N.B. I would be remiss in not acknowledging “ham-fisted bun vendor” as first being uttered by Jon Pertwee in the Doctor Who serial “Terror of the Autons.” So possibly Robert Holmes’ creation, Terrence Dicks’, or Pertwee’s own.

 

Linear Sorcerers in Mage’s Traditions

Mage: the Ascension's cycle of creation and destruction, as rendered by Rungok.

Mage: the Ascension’s cycle of creation and destruction, as rendered by Rungok.

For years, I was never really clear why the revised edition of Mage: the Ascension kept bringing up practitioners of linear magic, which is magic that is not the kind of dynamic will-working that your average mage-type starts off with, but the typical “five dots and five specific powers” of White Wolf’s other games. Sure, it’s inexplicably paradox-free, but it’s limited. You get the five or so powers in a path and that’s it. There’s none of the flexibility of will-working. Some traditions are depicted as holding linear magicians in rather less esteem than their True Magick counterparts. While the Traditions aren’t in a sufficiently plush position on the occult stage to be so snooty about the dynamic-linear divide that they don’t allow those sorcerers membership, it still seems odd that

Then, in a thread discussing the disconnect within Tradition Book: Order of Hermes Revised, I find the comment that makes everything click, “Moreover, many (most?) of the Sleepers who undertake study with real Hermetics will become Hedge Wizards/Sorcerers of varying quality, not unlike the millions of Sleepers who work for/with the Technocracy as engineers, programmers, and the like. Some few will Awaken, but a bunch of allies (consors?) who share your Paradigm enough to not count as “witnesses” are valuable in and of themselves, to say nothing of whatever minor (or not so minor) magic-lite techniques that may be able to enact.”

Aside from the practical advantages listed above, it’s that Traditions and Crafts with a “knowledge is the key to mystical power” paradigm educate everyone the same. All the recruits go through the same education of sympathetic correspondences and Enochian chants. It’s that some of those students awaken, becoming capable of dynamic will-working, while others master the linear arts taught within the curriculum. It’s the difference between Harry and Ron, who slog through Hogwarts as average students, getting better at the required work with practice, and Hermione, who masters everything and turns out to be such a gifted student that she composes her own spells and modifies standard formulae to her needs.

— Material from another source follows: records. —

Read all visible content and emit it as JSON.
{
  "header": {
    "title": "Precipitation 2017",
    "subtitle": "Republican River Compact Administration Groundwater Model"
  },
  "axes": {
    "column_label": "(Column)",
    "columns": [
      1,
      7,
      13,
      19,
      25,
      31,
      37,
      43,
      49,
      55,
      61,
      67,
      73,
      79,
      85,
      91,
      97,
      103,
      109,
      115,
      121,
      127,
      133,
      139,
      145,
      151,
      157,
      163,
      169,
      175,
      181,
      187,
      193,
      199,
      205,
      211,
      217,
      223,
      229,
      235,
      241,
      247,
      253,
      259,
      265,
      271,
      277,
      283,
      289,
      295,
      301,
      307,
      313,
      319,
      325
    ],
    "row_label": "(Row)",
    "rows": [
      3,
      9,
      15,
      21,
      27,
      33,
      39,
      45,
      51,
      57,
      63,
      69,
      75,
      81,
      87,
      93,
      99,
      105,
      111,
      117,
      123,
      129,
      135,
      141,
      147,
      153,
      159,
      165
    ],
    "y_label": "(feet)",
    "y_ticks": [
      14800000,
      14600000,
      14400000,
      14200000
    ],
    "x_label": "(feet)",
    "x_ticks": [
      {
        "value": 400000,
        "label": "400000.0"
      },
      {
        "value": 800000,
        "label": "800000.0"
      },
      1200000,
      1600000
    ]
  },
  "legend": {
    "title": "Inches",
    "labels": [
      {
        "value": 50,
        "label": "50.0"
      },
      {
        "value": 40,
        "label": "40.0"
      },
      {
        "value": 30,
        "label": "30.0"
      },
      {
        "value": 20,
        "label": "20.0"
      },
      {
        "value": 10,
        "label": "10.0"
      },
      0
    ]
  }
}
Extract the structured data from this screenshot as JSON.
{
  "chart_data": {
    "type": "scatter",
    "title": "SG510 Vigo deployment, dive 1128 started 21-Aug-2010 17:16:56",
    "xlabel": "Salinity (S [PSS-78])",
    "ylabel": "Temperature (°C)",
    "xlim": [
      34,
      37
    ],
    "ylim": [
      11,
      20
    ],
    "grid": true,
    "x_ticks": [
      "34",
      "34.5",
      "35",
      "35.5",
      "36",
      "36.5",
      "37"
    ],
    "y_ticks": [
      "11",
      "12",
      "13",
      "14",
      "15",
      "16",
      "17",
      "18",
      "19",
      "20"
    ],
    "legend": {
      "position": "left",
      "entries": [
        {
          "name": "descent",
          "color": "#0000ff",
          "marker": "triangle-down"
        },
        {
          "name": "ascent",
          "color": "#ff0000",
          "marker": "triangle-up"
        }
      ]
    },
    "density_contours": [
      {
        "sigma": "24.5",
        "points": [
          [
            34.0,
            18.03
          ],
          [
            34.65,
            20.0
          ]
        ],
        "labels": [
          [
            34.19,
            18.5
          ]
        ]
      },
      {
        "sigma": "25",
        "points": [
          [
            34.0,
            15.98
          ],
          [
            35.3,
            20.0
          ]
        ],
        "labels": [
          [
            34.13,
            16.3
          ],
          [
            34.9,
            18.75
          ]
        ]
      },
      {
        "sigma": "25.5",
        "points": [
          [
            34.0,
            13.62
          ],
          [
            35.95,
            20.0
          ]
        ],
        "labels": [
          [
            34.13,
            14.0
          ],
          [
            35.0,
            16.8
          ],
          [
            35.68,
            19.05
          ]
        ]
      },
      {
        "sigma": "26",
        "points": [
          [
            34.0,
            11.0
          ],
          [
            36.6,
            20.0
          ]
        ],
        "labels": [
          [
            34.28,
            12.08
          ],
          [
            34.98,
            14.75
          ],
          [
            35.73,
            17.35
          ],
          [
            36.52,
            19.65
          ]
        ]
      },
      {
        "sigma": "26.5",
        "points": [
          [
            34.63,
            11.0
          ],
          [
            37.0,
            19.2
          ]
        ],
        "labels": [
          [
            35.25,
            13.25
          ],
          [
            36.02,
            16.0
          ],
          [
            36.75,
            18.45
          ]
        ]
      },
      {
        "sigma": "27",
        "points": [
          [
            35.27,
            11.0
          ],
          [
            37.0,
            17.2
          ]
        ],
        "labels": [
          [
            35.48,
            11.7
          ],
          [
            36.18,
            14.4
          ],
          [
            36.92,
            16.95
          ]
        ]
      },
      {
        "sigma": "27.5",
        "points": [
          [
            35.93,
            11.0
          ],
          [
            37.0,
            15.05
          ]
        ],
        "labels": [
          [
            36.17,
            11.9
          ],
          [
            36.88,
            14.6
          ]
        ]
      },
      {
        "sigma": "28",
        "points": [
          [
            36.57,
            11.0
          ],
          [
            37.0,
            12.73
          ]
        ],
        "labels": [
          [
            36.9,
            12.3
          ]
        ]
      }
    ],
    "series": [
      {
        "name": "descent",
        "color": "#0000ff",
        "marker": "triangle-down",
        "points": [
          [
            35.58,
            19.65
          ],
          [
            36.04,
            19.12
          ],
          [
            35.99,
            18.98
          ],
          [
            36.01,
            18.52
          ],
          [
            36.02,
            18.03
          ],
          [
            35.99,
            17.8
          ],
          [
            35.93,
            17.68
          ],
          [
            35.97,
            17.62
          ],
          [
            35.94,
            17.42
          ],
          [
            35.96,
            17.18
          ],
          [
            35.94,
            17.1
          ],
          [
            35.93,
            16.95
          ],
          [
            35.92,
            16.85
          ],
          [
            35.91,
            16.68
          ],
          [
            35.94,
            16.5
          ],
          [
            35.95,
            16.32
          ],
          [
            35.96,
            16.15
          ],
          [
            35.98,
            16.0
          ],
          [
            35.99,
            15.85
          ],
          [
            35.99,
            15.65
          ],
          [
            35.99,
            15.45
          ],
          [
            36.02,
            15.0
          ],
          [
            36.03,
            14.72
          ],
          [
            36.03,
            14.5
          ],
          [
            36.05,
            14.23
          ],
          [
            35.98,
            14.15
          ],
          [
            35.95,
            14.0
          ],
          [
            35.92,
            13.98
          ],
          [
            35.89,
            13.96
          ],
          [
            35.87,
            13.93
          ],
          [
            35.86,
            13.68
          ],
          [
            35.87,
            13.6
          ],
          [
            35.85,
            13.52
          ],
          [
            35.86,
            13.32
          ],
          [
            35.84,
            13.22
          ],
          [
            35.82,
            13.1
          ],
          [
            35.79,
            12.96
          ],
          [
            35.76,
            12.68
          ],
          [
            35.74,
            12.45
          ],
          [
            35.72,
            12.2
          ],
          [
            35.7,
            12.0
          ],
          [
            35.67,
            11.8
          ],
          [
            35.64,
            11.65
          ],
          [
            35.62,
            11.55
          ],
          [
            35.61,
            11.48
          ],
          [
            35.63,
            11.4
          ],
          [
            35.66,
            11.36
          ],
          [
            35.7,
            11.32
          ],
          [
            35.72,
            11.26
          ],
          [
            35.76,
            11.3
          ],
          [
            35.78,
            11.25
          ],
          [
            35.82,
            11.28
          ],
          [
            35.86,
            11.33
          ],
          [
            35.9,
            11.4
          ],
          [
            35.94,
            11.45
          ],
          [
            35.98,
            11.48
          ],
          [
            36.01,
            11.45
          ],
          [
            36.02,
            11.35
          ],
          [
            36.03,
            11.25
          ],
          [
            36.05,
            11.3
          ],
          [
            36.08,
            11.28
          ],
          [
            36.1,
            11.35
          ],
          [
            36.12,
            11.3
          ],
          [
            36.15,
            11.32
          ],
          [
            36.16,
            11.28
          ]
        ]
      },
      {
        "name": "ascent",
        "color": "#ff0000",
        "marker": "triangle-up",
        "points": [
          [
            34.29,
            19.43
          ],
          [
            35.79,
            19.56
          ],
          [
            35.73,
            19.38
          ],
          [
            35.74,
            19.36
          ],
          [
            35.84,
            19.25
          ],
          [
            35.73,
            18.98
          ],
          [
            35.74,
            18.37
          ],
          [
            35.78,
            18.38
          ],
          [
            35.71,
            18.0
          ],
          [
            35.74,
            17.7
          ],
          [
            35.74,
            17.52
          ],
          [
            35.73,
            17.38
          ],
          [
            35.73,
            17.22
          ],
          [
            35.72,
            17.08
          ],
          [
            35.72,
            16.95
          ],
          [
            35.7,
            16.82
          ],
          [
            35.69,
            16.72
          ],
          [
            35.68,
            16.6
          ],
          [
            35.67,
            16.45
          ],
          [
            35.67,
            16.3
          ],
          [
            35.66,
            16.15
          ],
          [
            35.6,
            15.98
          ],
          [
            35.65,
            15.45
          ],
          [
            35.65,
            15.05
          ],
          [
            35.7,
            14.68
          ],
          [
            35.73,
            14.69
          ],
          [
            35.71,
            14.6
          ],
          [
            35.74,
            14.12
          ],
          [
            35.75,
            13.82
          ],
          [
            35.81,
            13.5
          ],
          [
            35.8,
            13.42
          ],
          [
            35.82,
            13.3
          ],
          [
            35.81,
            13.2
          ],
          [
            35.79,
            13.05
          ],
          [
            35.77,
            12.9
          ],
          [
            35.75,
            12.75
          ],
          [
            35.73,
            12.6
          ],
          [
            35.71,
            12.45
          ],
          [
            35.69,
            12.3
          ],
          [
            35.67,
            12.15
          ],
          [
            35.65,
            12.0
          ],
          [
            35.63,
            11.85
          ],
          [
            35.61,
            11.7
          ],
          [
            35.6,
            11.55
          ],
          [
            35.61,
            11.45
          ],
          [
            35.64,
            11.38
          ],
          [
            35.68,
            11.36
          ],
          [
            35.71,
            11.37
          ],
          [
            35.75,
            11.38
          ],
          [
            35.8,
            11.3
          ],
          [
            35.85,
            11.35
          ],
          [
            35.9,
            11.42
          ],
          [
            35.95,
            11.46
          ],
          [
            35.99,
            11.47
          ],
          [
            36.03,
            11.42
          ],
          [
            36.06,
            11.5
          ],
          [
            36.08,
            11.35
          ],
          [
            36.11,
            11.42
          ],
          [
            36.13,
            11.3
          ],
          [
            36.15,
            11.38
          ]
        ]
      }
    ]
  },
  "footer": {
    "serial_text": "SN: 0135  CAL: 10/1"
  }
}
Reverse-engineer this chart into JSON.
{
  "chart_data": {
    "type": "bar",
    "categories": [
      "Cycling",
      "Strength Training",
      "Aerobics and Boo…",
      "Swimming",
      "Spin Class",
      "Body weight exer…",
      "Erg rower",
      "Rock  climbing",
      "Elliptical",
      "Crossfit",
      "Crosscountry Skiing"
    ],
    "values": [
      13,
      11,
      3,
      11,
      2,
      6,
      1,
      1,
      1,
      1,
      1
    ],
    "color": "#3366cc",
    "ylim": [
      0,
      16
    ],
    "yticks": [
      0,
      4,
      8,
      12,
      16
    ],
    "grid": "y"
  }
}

Looking at it that way helps me make a lot more sense of linear sorcerers’ place in the world of Mage.

Wardens of the Rosy Cross

Through a sufficiently skewed lens, the Rosicrucians of WitchCraft can be the jailers of Creation, locked in with the inmates. Think about it. They’re one of the major adherents of the belief system that there is a single Creator responsible for the nine sephiroth. Only the Creator’s gone off somewhere, leaving Kether vacant.

At the same time, the Rosicrucians are very concerned with protecting Malkuth from the depredations of the Mad Gods, beings from outside Creation entirely. Sure, the Mad Gods look like appalling transgressions of fleshcrafted nightmare and what they do to their mortal worshipers is no less pleasant, but in a well-built prison of the mind, wouldn’t it be sensible to turn the imprisoned’s very senses against them?

With such a decisive command of the laws behind the universe, particularly any number of angels and other spirits, it doesn’t take too much to start wondering just how in charge the Rosicrucians really are — and whom they truly serve.